During a quiet spell at camp, Harry confides in his mates that prior to joining the army, he used to be a professional artist and had suffered a painful marriage break-up. He also grows increasingly cynical about both the conduct and purpose of the war and remarks bitterly about the lack of gratitude and interest they will receive upon returning home. Bung is devastated by news from Australia that his mother and girlfriend have perished in a car accident. Soon after Rogers steps on a mine whilst on patrol that blows off both his feet and destroys his jaw. Later his mates visit him in hospital before he is sent home. Rogers asks Harry to check if his testicles are still present (they are).

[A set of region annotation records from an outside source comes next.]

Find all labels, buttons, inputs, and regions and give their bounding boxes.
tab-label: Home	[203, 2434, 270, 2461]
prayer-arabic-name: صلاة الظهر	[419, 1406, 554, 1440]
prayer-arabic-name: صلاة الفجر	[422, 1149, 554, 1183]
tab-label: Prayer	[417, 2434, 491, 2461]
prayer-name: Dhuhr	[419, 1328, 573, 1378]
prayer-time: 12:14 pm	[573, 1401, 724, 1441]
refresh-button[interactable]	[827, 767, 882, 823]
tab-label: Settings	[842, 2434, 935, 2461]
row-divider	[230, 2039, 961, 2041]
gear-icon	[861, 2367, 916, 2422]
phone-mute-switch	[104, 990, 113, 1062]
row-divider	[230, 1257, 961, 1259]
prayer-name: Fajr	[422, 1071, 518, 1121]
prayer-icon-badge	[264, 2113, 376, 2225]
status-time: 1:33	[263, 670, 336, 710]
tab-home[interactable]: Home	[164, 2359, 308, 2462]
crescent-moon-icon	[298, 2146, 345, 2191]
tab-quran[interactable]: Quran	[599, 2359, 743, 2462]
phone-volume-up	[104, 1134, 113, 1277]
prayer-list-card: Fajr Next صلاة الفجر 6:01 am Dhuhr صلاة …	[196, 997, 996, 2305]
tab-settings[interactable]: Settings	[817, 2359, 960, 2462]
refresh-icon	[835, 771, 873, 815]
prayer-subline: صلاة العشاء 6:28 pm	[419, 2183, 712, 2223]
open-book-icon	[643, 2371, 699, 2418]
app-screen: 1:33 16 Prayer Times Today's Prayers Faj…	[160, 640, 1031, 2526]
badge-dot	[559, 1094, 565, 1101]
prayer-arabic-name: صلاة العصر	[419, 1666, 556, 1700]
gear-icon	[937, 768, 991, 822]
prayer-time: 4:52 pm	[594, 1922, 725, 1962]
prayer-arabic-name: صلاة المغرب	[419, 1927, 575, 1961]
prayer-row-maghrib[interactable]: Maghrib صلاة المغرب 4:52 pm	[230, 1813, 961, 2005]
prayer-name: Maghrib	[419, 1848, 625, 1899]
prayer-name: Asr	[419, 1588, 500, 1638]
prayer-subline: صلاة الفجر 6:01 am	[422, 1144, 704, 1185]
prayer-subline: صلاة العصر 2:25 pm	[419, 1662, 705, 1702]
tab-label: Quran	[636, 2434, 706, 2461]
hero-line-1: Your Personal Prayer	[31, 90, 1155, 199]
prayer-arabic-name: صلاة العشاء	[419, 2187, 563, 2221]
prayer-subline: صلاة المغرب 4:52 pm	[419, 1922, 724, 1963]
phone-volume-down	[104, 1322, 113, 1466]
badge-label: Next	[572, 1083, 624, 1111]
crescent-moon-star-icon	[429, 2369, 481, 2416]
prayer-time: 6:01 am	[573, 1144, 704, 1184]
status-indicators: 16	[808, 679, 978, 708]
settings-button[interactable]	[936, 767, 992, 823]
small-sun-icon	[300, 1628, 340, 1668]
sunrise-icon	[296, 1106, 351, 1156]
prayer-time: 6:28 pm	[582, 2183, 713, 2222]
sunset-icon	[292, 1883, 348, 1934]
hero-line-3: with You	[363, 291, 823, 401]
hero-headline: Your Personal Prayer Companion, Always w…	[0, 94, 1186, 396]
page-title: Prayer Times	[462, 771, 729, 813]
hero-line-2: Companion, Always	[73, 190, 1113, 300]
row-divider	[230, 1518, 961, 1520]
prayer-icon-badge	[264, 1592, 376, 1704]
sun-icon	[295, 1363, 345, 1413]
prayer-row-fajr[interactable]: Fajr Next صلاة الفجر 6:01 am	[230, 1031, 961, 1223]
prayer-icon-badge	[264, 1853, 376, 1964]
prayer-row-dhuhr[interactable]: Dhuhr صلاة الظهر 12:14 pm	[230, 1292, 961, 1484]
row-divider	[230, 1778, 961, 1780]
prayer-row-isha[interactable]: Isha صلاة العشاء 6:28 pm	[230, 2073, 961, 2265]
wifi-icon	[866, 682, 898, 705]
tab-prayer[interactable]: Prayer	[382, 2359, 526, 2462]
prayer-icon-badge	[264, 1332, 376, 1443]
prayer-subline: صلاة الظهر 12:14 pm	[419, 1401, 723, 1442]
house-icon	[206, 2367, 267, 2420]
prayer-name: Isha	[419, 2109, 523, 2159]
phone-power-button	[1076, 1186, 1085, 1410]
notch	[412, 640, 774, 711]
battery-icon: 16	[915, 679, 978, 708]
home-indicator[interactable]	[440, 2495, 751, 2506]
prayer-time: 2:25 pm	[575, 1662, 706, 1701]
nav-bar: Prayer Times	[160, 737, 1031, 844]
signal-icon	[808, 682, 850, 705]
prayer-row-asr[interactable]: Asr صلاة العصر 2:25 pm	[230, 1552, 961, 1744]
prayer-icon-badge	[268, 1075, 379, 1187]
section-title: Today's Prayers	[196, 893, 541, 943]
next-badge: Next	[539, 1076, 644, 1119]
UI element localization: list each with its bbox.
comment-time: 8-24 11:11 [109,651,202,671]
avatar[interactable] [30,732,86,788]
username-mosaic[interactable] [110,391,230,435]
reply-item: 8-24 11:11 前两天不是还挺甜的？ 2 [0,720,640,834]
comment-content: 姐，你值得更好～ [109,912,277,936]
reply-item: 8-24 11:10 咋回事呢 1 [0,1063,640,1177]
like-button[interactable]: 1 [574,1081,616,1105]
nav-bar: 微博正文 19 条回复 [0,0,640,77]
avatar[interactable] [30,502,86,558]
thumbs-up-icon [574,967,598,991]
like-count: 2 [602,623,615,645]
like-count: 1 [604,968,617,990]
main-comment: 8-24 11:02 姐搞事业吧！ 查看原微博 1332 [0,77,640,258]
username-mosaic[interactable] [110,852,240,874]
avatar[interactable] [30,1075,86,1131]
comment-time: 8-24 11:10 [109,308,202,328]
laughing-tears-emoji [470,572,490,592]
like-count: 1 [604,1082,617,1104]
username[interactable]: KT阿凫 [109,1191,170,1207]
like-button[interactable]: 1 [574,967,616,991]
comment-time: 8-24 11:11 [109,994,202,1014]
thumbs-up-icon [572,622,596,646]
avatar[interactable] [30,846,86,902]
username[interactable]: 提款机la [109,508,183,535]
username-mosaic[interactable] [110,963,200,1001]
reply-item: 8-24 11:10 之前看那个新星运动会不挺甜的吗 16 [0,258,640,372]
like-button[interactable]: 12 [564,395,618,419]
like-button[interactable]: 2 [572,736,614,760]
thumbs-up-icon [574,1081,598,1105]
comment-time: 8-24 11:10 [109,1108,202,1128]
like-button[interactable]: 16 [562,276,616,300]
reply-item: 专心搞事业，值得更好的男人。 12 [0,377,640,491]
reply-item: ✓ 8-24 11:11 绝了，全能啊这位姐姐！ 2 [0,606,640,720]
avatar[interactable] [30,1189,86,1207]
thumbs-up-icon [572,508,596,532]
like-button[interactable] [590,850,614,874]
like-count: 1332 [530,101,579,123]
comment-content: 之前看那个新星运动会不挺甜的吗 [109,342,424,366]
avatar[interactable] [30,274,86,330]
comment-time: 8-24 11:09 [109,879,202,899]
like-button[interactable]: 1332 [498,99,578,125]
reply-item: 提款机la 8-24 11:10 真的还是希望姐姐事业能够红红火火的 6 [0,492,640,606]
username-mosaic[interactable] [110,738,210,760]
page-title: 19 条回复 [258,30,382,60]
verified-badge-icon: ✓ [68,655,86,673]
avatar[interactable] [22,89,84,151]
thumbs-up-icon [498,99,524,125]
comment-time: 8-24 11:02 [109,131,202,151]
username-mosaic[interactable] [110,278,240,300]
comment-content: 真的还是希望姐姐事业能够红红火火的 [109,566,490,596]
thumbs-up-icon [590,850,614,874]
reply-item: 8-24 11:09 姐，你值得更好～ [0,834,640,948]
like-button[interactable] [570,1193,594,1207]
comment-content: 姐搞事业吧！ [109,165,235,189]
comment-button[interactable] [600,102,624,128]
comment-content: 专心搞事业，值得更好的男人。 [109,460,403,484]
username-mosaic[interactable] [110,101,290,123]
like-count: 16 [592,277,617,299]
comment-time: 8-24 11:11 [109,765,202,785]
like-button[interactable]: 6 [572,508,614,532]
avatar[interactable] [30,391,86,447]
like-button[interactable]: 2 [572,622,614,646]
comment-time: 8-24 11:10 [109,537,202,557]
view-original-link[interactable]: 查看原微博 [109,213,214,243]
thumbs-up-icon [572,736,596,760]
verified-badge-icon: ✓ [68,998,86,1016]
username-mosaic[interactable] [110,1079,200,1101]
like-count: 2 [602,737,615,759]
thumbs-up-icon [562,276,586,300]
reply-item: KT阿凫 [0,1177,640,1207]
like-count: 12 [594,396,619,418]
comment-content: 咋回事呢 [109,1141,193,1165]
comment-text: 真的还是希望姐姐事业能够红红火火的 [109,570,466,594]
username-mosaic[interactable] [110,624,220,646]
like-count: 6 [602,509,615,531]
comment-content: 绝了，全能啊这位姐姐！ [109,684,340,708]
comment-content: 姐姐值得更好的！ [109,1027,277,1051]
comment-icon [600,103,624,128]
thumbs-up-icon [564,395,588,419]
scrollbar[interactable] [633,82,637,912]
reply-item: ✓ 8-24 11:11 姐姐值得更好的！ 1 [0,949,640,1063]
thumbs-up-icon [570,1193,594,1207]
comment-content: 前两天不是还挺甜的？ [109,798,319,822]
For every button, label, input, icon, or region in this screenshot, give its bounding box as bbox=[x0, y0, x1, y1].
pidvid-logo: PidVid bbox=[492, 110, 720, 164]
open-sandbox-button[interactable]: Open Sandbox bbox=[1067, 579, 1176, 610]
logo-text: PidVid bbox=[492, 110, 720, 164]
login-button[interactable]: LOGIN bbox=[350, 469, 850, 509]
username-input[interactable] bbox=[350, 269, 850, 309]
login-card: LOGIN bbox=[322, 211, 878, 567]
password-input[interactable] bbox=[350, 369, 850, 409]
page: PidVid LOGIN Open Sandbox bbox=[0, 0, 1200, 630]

Shortly before their tour ends, a major offensive is launched and the section is sent into action to capture a VC-held bridge. Bung is killed by a VC machine-gunner as they take the bridge. The section is then ordered to withdraw, prompting Harry to comment bitterly that the whole morning's work had been for nothing. Not long afterwards, Harry, Bill and Dawson are informed they are being sent home. Back in Australia, Harry and Bill have a beer at a harbour side pub in Watsons Bay. The barman asks them if they have just returned from Vietnam but Harry replies with a highly significant 'No'. (Returning Vietnam vets were met with hostility by the Australian public). The two men look out across Port Jackson reflecting on their experiences as the film ends.

==Production==
Finance for the movie was raised through the Australian Film Commission and the New South Wales Film Corporation.

===Filming ===
Shooting started in July 1978 and went for three weeks. The Australian Defence Force gave filmmakers their full co-operation including providing the Army's Land Warfare Centre at Canungra as the main location. For instance the Iroquois ('Huey') helicopters scene in the film were from 9 Squadron, RAAF. This unit and the helicopters had all served in combat during the Vietnam War.

=== Locations ===
Some scenes of the movie was filmed at the Australian Army's Jungle Warfare Training Centre in Canungra, Queensland. Other scenes were filmed at the Anzac Rifle Range in Malabar, Sydney. All Australian soldiers - including draftees - who were to be deployed to Vietnam went through four weeks' specialised training in Canungra. The Boeing 707 departure scene was filmed at the rear of Hangar 131 at the Qantas Jet Base at Sydney Airport.

== Reception ==
The Odd Angry Shot grossed $866,000 at the box office in Australia, which is equivalent to $5.3 million in 2026 dollars. Tom Jeffrey:
When it came out, it wasn't well received by some reviewers because they felt we should have been critical of Australia's participation in the Vietnam War, that we didn't show much of the other side - we didn't show Vietnamese people being killed with napalm bombs and all that sort of stuff. Well, my answer to them at the time was that it wasn't that kind of film. Our intention was to show how the men survived in that environment.
According to Jeffrey the film made a profit.